I routinely set control points (in relatively clear places) with my Leica 1200, then later occupy those control points with a total station. The typical difference is 0.01 feet, and if I ever saw more than 0.025 feet I would start over. I've also taken the 1200 to a measured baseline and consistently saw the same 0.01 feet. All shots taken five times, one after another and averaged, using a bipod.
A horizontal difference of 0.10 feet means something is wrong with either the equipment or the procedure, or both.
If I used NRTK to set control points, I would hold a "midpoint" between the two network pairs in order to better isolate each ones corresponding error. Both Network Pairs have error (way more error than your total station, but I am neither going to ague for that nor say NRTK does not make good control). I would leave you receiver on the backsights while you are working and post postprocess when back at the office.
so if I set 2 points with my gps rover
Come on, Mr. Jakehart,
As Hi-Staker said, "it depends". You have to be a little more forthcoming with your data. Your statement leaves out a lot of information.
I know nothing about you and how you go about doing what you do, so no disrespect is intended or implied. I do not know anything about the project that you reference nor what specifications the project demands. Maybe a tenth of a foot is more than good enough. I don't know. There is a guy on U-tube doing traverses with sticks in the ground, fer krissakes.

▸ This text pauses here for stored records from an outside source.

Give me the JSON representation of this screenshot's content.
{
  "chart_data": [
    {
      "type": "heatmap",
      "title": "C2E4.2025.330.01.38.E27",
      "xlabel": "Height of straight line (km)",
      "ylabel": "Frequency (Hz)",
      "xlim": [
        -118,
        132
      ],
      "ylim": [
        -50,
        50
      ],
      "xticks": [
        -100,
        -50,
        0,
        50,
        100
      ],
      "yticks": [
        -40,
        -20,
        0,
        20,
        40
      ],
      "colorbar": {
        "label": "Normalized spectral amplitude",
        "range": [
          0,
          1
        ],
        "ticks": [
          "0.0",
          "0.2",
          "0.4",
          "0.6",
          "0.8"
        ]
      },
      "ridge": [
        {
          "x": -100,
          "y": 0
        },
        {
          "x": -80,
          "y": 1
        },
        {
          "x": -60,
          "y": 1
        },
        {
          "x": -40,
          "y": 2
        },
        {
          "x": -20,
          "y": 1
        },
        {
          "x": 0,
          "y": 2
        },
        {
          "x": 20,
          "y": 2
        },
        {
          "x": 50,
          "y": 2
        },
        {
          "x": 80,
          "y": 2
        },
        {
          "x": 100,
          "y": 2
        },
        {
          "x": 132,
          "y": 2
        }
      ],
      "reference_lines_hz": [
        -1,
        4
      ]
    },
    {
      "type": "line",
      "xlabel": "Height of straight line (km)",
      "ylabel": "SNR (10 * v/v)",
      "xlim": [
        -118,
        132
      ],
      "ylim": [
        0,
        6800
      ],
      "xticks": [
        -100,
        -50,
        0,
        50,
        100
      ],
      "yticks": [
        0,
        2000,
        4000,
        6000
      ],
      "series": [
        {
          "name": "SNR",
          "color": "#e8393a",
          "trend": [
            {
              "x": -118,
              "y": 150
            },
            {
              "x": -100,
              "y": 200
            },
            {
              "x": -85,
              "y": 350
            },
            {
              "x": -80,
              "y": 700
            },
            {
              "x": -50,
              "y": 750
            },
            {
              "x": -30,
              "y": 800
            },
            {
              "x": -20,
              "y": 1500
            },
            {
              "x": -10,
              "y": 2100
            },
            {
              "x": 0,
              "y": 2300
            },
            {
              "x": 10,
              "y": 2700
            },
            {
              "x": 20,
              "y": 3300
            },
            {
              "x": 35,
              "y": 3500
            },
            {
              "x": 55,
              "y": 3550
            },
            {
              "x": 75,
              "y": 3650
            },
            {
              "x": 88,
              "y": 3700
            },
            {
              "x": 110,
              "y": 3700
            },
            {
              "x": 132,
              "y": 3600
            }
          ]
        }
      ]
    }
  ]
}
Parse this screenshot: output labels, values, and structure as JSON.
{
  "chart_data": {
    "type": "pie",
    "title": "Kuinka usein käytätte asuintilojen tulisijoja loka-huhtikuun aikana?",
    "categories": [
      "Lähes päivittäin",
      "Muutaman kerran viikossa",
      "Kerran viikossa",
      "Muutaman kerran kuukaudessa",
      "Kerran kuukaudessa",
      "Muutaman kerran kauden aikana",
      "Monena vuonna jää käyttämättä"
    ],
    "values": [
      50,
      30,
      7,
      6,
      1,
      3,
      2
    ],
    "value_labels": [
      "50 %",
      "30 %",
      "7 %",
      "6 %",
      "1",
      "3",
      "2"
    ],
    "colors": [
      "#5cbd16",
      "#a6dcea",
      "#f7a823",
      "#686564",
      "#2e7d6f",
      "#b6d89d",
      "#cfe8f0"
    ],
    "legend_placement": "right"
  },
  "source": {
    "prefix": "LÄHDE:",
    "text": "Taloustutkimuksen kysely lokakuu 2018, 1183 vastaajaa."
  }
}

I know the limits of my equipment and my processes and do exactly what you describe on many of the projects I do. I don't have the time, expertise and budget on any of my projects to seek one hundredth of a foot results with my RTK systems. Except maybe that "GPS on BM" point that I did a year or so ago. I expect better than a tenth of a foot, however.
I don't post-process any of my data. I will send data to OPUS and DPOS if I need ties to a particular coordinate system.
So, if are you just looking for some spirited banter on the subject, job well done. Lots of great ideas out there, as usual.
I love this place.
JA, PLS, SoCal
Are you using your GPS in a ground system or a grid system?
Is geodetic distance synonymous with grid distance?
Have you baselined your total station?
Baselined as in checked on a calibration range? In 1994 we used a Topcon GTS-4A for an FDOT project, and we had to check the instrument on a calibration range before starting the project. We removed a side panel on the instrument and set a series of DIP switches to their proper positions.
Mr field hound,
Your questions lead to many other questions.